New York Times columnists Michelle Cottle, Jamelle Bouie and James French could not fathom the disconnect between Republicans who watching their fortunes sink in November and their fealty to the man determined to sink them.
The argument on Saturday touched upon the puzzling determination of House and Senate GOP to press for the unpassable SAVE Act — and their willingness to deep-six other legislation in a bid to support it for the favor of President Donald Trump.
“This is Trump’s obsession,” said Bouie. “… [Trump] is still incredibly bitter about the 2020 election. He still complains about not winning the popular vote in the 2016 election. It’s like a fundamental injury to his ego that he has lost an election and he blames everything but himself. And so, it’s his personal obsession. And the Republican Party, as it exists, has built itself around satisfying this guy’s ego demands. … [T]he muscle of opposing the president on one of his priorities is just something they’ve never exercised.”
But by pursuing the unpopular act, which could prevent many young people and women from voting, they’re going to “waste floor time on the Senate” with other bills waiting and a war underway.
“They might want to eat up floor time talking about that, debating that, dealing with legislation with that. But the president wants it and he is pouting and holding his breath, and stomping his feet. And so, they’re going to humor him,” Bouie said.
Cottle said she lives in D.C. and feels the compulsion to “just go down and stand on the Capitol steps, waiting for the Republican lawmakers to come through and just start screaming: ‘He’s not on the ballot, he’s not going to pay for this. But you guys are really risking getting your b---- thumped this year.’
“[Trump] can get away with things, even when he is on the ballot, that this team cannot — his team does not do that well when they are answering for what he has been doing,” said Cottle. “Everything we’re looking at with the midterms suggests that they are in trouble, and he’s not making it better. I mean, a war in Iran is definitely not what people signed up for, much less all of this weird conspiracy mongering and clinging to 2020.”

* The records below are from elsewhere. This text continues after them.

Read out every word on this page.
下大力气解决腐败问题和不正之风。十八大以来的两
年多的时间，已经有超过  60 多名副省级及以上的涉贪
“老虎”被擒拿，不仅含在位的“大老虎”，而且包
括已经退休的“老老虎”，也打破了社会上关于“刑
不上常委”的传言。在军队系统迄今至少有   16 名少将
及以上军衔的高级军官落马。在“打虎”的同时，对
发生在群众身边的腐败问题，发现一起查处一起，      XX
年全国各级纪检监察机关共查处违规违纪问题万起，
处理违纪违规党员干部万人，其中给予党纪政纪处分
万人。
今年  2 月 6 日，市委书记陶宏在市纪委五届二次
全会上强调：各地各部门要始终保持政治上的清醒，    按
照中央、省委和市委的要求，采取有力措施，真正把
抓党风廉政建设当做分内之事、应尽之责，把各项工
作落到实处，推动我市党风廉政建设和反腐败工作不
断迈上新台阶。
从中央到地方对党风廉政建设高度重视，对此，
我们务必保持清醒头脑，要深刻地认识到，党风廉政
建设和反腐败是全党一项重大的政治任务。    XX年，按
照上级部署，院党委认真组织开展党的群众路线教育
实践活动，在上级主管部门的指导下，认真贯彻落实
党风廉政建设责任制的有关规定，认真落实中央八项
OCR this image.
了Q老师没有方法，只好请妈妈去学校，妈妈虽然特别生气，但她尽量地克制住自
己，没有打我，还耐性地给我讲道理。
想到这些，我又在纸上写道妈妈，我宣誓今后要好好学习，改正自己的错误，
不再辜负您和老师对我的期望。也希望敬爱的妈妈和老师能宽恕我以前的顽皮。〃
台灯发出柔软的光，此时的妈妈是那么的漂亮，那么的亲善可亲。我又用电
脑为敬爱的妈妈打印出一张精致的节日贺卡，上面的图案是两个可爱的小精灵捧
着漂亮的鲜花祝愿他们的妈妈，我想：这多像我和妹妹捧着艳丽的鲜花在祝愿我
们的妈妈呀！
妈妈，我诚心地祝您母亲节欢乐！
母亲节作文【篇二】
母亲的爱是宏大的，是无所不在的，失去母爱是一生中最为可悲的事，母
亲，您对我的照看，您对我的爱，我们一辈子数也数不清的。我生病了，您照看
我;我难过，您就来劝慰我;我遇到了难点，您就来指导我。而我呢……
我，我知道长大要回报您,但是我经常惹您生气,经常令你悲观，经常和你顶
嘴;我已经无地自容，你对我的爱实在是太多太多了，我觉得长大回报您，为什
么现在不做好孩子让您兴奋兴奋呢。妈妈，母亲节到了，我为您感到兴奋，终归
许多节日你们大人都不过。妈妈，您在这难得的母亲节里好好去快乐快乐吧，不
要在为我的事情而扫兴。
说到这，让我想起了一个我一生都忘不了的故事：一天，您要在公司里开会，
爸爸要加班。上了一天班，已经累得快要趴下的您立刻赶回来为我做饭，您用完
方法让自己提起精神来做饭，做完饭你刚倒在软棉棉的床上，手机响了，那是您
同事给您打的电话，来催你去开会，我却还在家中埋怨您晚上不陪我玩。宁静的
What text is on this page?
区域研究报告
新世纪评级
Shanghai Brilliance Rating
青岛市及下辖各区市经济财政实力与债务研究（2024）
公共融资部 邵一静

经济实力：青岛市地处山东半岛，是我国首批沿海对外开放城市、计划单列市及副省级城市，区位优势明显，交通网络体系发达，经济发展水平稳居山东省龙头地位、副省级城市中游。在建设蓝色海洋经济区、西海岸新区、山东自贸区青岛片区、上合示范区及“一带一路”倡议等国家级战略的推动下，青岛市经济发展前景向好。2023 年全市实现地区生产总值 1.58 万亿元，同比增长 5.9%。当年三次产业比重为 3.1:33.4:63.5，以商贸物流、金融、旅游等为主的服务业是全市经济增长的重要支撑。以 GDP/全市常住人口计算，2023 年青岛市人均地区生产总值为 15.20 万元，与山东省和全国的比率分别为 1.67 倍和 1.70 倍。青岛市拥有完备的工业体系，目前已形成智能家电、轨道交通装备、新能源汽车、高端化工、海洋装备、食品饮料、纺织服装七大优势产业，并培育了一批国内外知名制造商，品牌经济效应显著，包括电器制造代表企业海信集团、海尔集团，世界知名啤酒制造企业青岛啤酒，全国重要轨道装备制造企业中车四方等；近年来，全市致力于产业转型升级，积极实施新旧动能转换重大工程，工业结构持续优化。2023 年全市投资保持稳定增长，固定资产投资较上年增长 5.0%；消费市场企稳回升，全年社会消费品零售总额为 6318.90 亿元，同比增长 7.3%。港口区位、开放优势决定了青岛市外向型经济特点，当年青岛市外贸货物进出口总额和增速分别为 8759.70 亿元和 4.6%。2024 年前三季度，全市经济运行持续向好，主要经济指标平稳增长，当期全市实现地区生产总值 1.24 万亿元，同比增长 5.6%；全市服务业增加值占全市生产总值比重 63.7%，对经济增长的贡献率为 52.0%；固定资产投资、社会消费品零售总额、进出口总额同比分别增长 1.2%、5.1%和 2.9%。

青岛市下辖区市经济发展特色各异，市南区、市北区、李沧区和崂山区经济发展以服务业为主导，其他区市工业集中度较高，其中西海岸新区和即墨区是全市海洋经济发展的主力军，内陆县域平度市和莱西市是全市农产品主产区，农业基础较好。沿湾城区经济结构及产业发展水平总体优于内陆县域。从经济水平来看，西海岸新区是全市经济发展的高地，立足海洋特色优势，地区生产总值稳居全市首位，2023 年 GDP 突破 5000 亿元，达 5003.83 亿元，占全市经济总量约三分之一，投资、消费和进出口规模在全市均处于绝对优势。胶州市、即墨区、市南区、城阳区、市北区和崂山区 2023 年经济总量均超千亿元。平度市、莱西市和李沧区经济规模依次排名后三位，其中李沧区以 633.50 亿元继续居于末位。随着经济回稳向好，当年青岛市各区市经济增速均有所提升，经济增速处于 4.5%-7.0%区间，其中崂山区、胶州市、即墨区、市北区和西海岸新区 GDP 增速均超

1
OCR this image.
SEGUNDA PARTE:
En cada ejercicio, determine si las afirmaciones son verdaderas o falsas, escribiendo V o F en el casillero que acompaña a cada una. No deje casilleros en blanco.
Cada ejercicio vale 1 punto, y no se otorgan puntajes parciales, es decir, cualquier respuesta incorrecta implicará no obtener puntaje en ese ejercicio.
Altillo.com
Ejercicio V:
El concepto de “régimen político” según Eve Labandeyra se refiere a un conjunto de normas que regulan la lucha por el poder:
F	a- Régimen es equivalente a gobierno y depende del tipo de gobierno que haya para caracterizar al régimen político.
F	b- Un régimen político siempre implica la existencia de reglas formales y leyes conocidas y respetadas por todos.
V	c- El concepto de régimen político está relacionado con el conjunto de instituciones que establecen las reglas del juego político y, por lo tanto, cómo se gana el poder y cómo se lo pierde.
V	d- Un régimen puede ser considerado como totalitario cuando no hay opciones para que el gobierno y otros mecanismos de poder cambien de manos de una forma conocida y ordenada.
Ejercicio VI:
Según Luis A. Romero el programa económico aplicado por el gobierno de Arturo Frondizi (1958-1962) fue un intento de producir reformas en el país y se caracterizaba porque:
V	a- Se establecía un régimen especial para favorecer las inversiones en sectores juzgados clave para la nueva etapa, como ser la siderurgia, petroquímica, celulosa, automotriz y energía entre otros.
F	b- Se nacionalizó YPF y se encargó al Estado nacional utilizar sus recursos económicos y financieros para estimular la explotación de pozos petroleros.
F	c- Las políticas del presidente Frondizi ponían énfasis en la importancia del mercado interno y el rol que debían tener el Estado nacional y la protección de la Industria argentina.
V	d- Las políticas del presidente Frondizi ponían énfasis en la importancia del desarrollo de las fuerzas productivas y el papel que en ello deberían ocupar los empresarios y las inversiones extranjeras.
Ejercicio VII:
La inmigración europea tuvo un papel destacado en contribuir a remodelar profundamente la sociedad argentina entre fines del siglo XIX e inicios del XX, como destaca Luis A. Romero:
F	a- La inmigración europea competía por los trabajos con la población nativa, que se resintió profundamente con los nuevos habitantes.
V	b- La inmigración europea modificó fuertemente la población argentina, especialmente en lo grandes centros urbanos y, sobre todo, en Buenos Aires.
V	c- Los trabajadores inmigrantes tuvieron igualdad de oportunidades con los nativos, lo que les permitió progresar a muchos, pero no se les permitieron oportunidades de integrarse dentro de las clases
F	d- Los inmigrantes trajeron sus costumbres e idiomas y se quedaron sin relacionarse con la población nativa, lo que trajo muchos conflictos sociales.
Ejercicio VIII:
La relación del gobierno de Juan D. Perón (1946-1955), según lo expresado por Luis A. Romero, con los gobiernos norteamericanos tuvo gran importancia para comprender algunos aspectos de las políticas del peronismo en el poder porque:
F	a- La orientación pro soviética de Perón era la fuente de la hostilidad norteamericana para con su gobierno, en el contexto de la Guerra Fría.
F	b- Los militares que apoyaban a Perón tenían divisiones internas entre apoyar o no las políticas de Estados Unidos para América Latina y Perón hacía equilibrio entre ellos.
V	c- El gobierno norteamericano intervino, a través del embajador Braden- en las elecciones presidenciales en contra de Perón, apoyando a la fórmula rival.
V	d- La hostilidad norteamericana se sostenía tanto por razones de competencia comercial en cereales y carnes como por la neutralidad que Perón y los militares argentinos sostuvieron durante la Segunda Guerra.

“The generic ballot right now for Republicans is devastating,” said Bouie. “The Democrats are up plus eight, plus nine of the generic ballot. Even if the Iran war was not causing a global energy spike, the cost of energy going up, it would be an anchor on the president, on the Republican Party. … [I]t could be a total collapse. And I do not understand — I just cannot get into the psychology of a Republican lawmaker who looks at the objective political conditions of this year and says to themselves, ‘I’m going to hug the president even closer.’ It makes no sense.”